In the creepy-crawly room they also have a tarantula that a docent and the very brave Pavillion-goer can hold. The Kid has chickened out every time we've gone there. I think he chose to come here for this special day because he was determined that this time, oh yes, he would hold Rosie, The Tarantula. I must admit that I, too, have chickened out every time as well. This time, we both had the steely resolve to hold Rosie. Long story short? We did, and it was SO cool. She had the softest touch. I watched her "feet" on The Kid, and was reminded of the little bushy feet of a Bichon Frise... So, when it was my turn, I just tried to imagine that she was a very small, black Bichon with eight legs and a thorax instead of a tail. This delusion actally worked proving that with bugs, it's all mind over matter.
The other (and main) highlight of the special day was the Butterfly room. It is a huge greenhouse filled with butterflies. They are just everywhere... If it was hard for me to describe soccer, this one is impossible. Its just really cool and you'll have to take my word for it.
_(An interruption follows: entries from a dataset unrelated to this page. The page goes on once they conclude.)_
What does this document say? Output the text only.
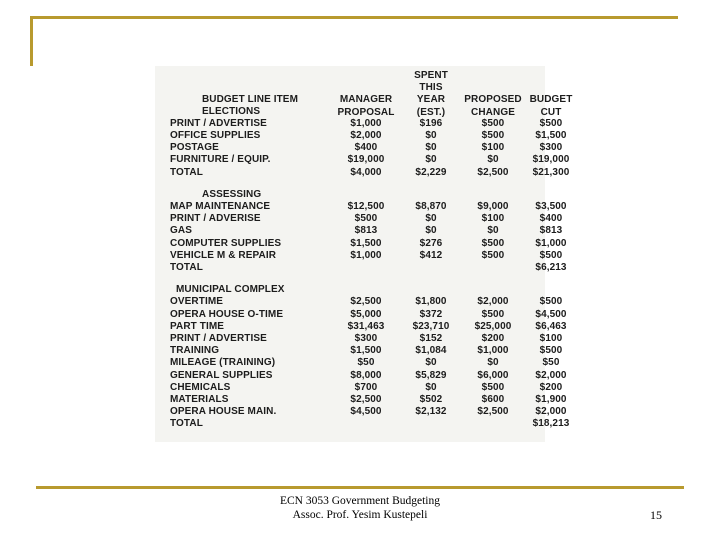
		SPENT		
		THIS		
BUDGET LINE ITEM	MANAGER	YEAR	PROPOSED	BUDGET
ELECTIONS	PROPOSAL	(EST.)	CHANGE	CUT
PRINT / ADVERTISE	$1,000	$196	$500	$500
OFFICE SUPPLIES	$2,000	$0	$500	$1,500
POSTAGE	$400	$0	$100	$300
FURNITURE / EQUIP.	$19,000	$0	$0	$19,000
TOTAL	$4,000	$2,229	$2,500	$21,300

ASSESSING				
MAP MAINTENANCE	$12,500	$8,870	$9,000	$3,500
PRINT / ADVERISE	$500	$0	$100	$400
GAS	$813	$0	$0	$813
COMPUTER SUPPLIES	$1,500	$276	$500	$1,000
VEHICLE M & REPAIR	$1,000	$412	$500	$500
TOTAL				$6,213

MUNICIPAL COMPLEX				
OVERTIME	$2,500	$1,800	$2,000	$500
OPERA HOUSE O-TIME	$5,000	$372	$500	$4,500
PART TIME	$31,463	$23,710	$25,000	$6,463
PRINT / ADVERTISE	$300	$152	$200	$100
TRAINING	$1,500	$1,084	$1,000	$500
MILEAGE (TRAINING)	$50	$0	$0	$50
GENERAL SUPPLIES	$8,000	$5,829	$6,000	$2,000
CHEMICALS	$700	$0	$500	$200
MATERIALS	$2,500	$502	$600	$1,900
OPERA HOUSE MAIN.	$4,500	$2,132	$2,500	$2,000
TOTAL				$18,213
ECN 3053 Government Budgeting
Assoc. Prof. Yesim Kustepeli	15
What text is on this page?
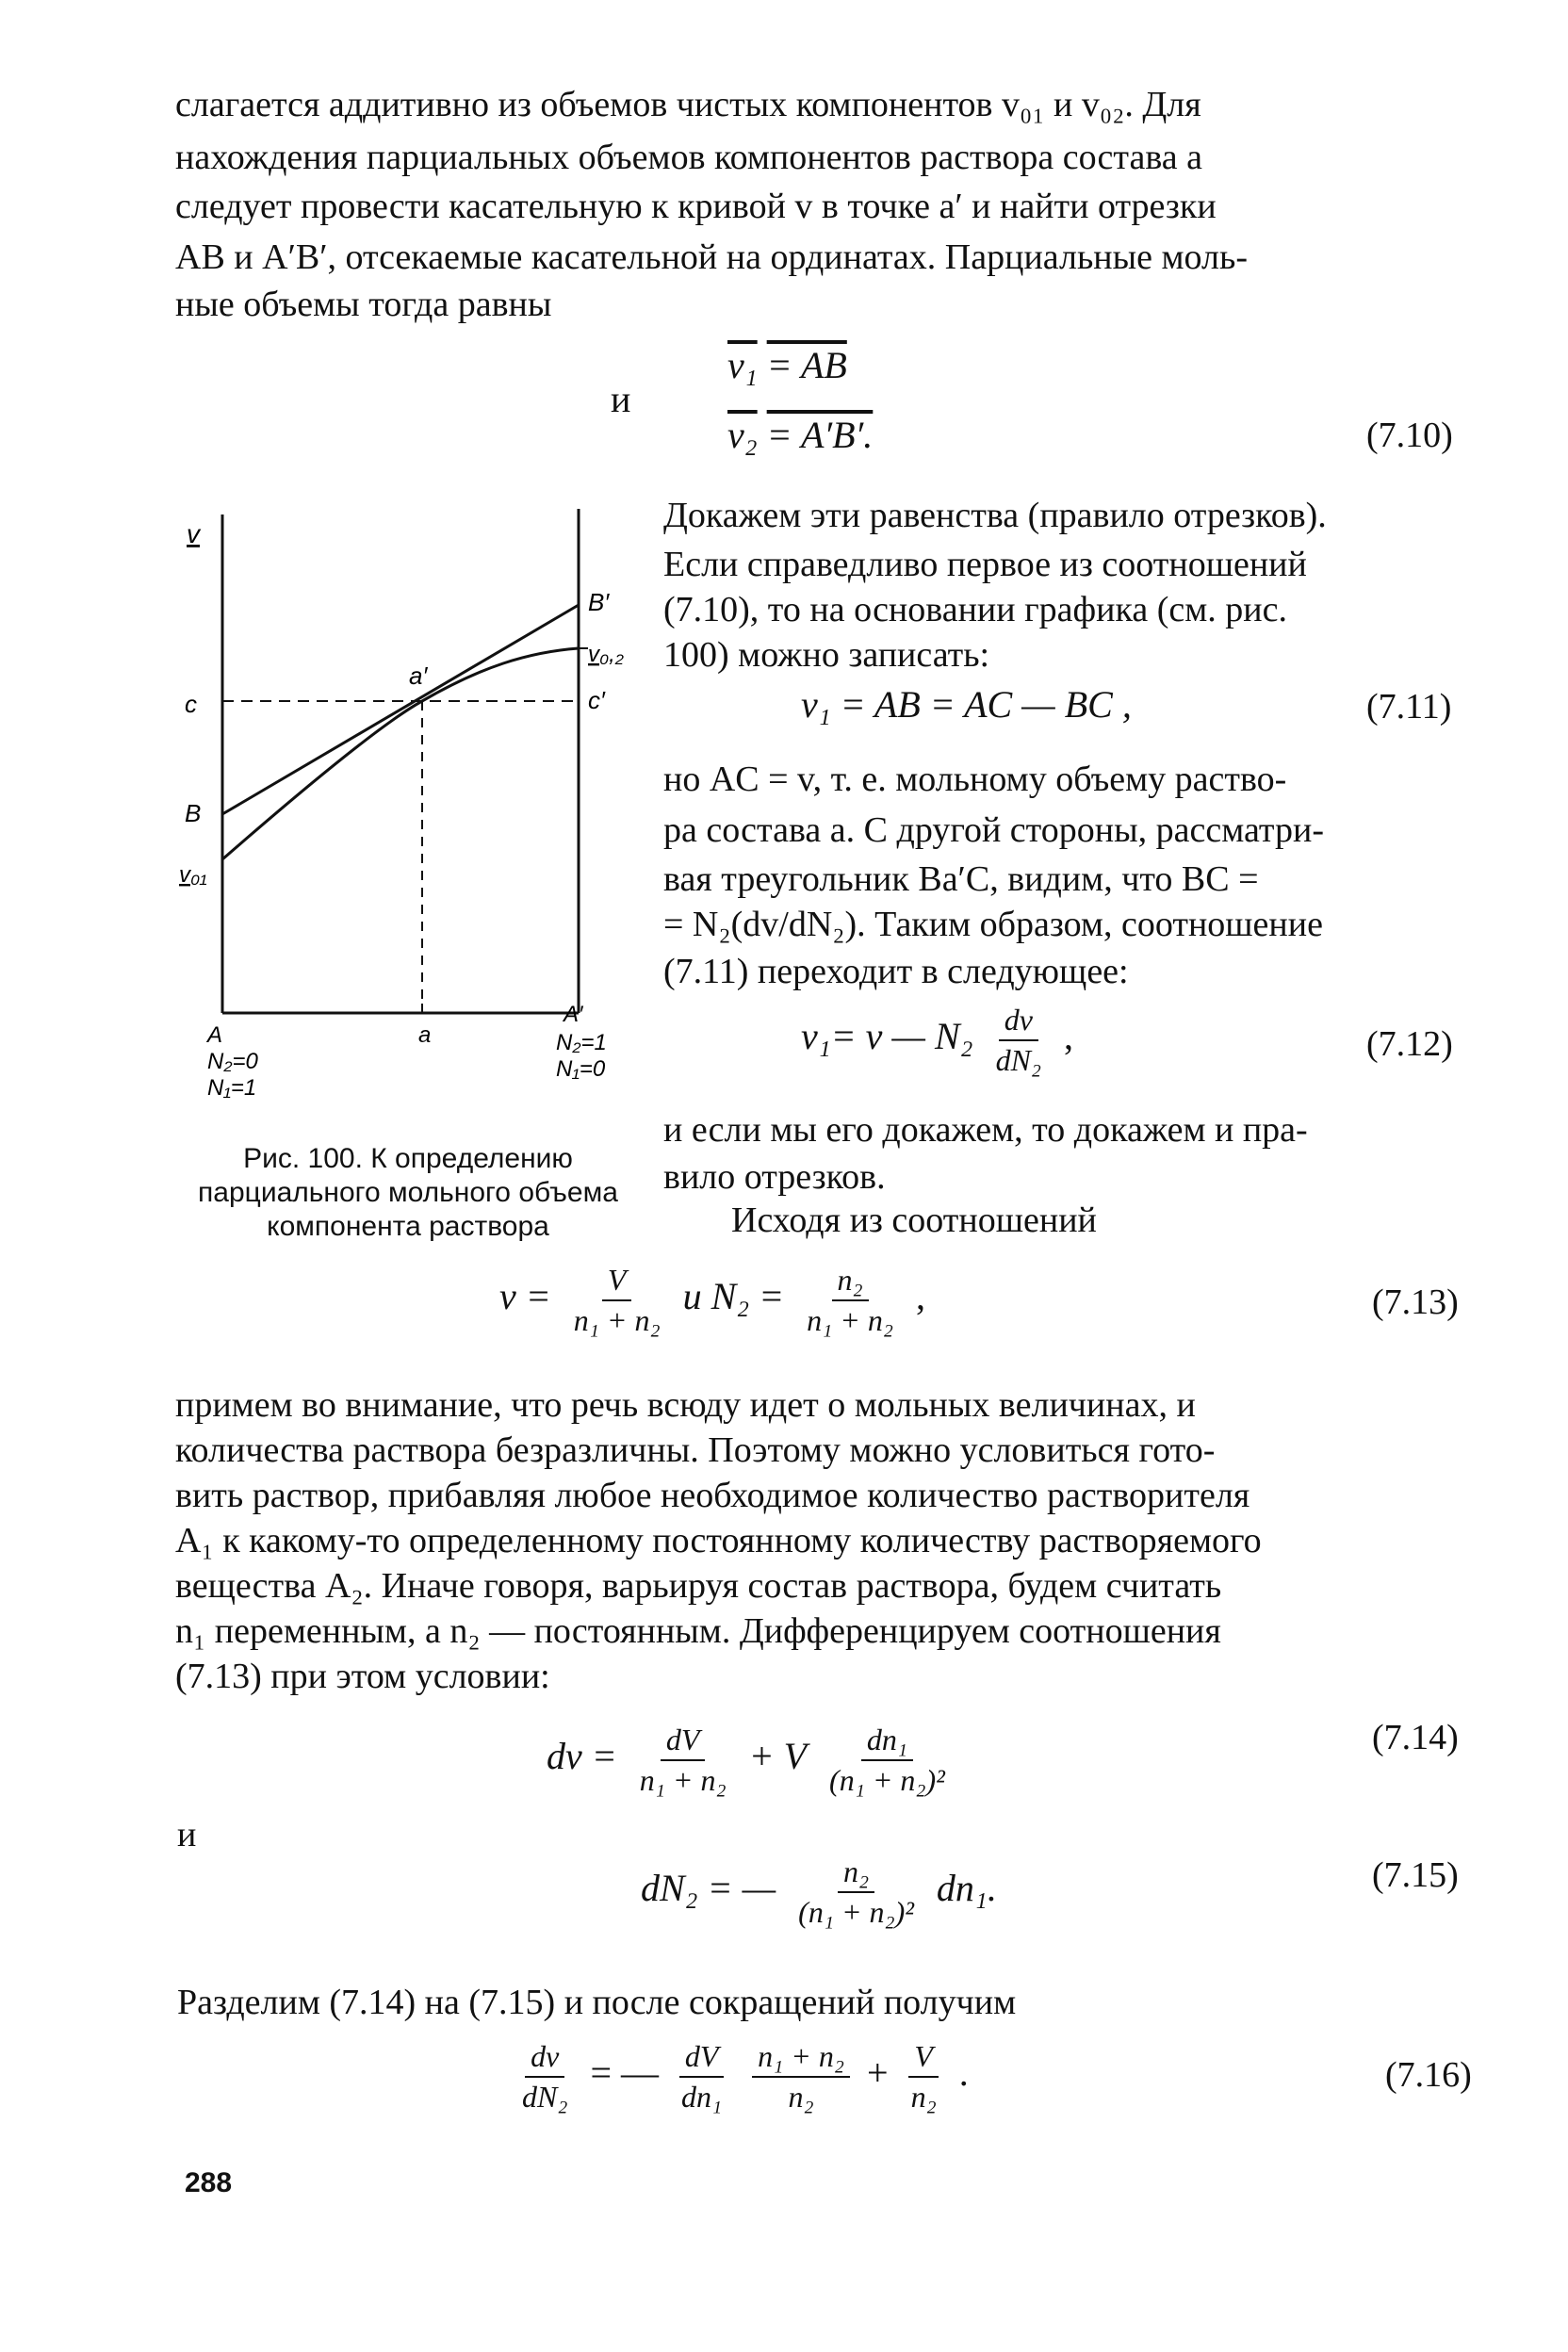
слагается аддитивно из объемов чистых компонентов v₀₁ и v₀₂. Для
нахождения парциальных объемов компонентов раствора состава a
следует провести касательную к кривой v в точке a′ и найти отрезки
AB и A′B′, отсекаемые касательной на ординатах. Парциальные моль-
ные объемы тогда равны
и
v₁ = AB
v₂ = A′B′.	(7.10)
v
B′
v₀,₂
a′
c	c′
B
v₀₁
A	a
A′
N₂=0
N₁=1
N₂=1
N₁=0
Рис. 100. К определению парциального мольного объема компонента раствора
Докажем эти равенства (правило отрезков).
Если справедливо первое из соотношений
(7.10), то на основании графика (см. рис.
100) можно записать:
v₁ = AB = AC — BC ,	(7.11)
но AC = v, т. е. мольному объему раство-
ра состава a. С другой стороны, рассматри-
вая треугольник Ba′C, видим, что BC =
= N₂(dv/dN₂). Таким образом, соотношение
(7.11) переходит в следующее:
v₁= v — $N_2 \frac{dv}{\text{dN₂}}$ ,	(7.12)
и если мы его докажем, то докажем и пра-
вило отрезков.
Исходя из соотношений
$v = \frac{V}{\text{n₁ + n₂}}$ и $N_2 = \frac{\text{n₂}}{\text{n₁ + n₂}}$ ,	(7.13)
примем во внимание, что речь всюду идет о мольных величинах, и
количества раствора безразличны. Поэтому можно условиться гото-
вить раствор, прибавляя любое необходимое количество растворителя
A₁ к какому-то определенному постоянному количеству растворяемого
вещества A₂. Иначе говоря, варьируя состав раствора, будем считать
n₁ переменным, а n₂ — постоянным. Дифференцируем соотношения
(7.13) при этом условии:
dv = $\frac{dV}{\text{n₁ + n₂}} + V \frac{\text{dn₁}}{\text{(n₁ + n₂)²}}$	(7.14)
и
dN₂ = — $\frac{\text{n₂}}{\text{(n₁ + n₂)²}} dn_1$.	(7.15)
Разделим (7.14) на (7.15) и после сокращений получим
$\frac{dv}{\text{dN₂}}$ = — $\frac{dV}{\text{dn₁}}$
$\frac{\text{n₁ + n₂}}{\text{n₂}} + \frac{V}{\text{n₂}}$ .	(7.16)
288
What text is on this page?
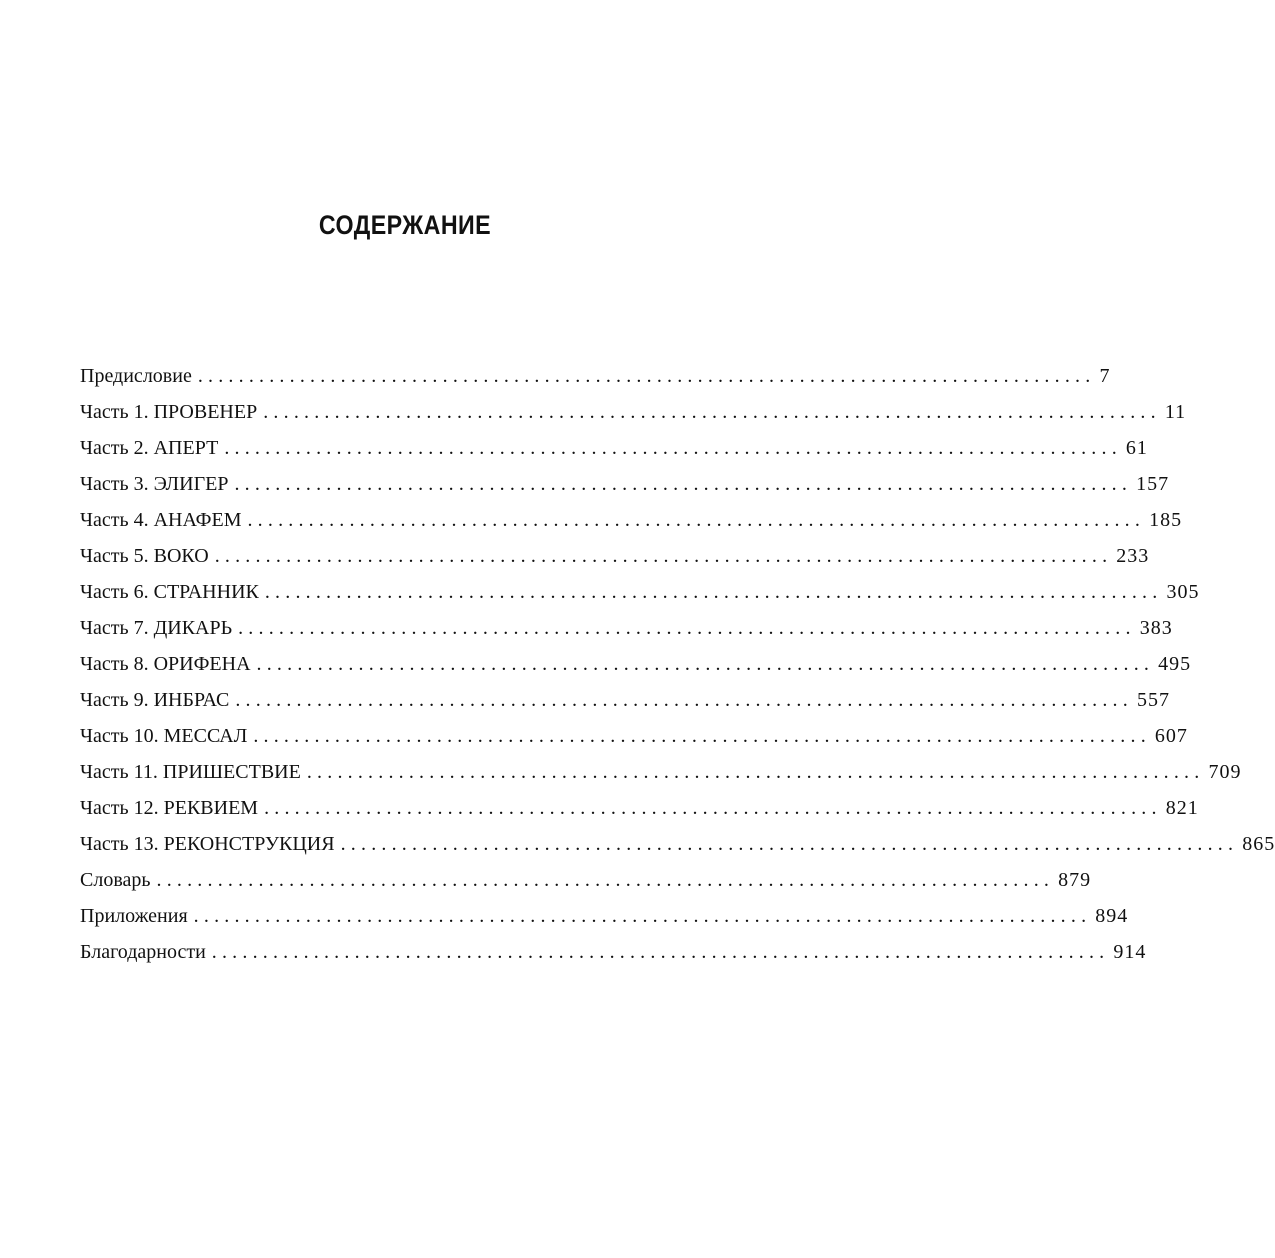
СОДЕРЖАНИЕ
Предисловие ........................................................................................ 7
Часть 1. ПРОВЕНЕР ........................................................................................ 11
Часть 2. АПЕРТ ........................................................................................ 61
Часть 3. ЭЛИГЕР ........................................................................................ 157
Часть 4. АНАФЕМ ........................................................................................ 185
Часть 5. ВОКО ........................................................................................ 233
Часть 6. СТРАННИК ........................................................................................ 305
Часть 7. ДИКАРЬ ........................................................................................ 383
Часть 8. ОРИФЕНА ........................................................................................ 495
Часть 9. ИНБРАС ........................................................................................ 557
Часть 10. МЕССАЛ ........................................................................................ 607
Часть 11. ПРИШЕСТВИЕ ........................................................................................ 709
Часть 12. РЕКВИЕМ ........................................................................................ 821
Часть 13. РЕКОНСТРУКЦИЯ ........................................................................................ 865
Словарь ........................................................................................ 879
Приложения ........................................................................................ 894
Благодарности ........................................................................................ 914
Oh, and The Kid saved a turtle. We rounded a corner of the butterfly room where a large crowd of people had congregated. The Kid, who must always know what is going on in a crowd, pushed us forward and we saw two turtles, a small one (about 9 inches long), stuck underneath a large one (about 1.5 feet long). The little one was just big enough to make it impossible for the large one to get any kind of footing to get off of the little one. They were stuck. I have no idea how they got into the predicament, but the kids were all mesmerized, and the parents were all looking at each other with a "what should we do--is there a turtle wrastler among us?" look on all of their faces. The Kid, who cannot stand to see his fellow earthly creatures suffer, just walked up to the turtles, assessed the situation, picked up the large turtle and gently set him back down on the ground, next to the little turtle. The little turtle was no doubt grateful for this and literally ran off of the path and into the faux jungle bushes. I think the whole holding of a tarantula made The Kid quite comfortable with all sorts of tropical creatures. The crowd dispersed, and we followed the big turtle around for another five minutes or so, and watched him try to eat leaves and slowly make his way back to his home in the little pond of the Butterfly Greenhouse.
Our next special day will be the Zoo... I hope he fills the chart before it starts to snow!!!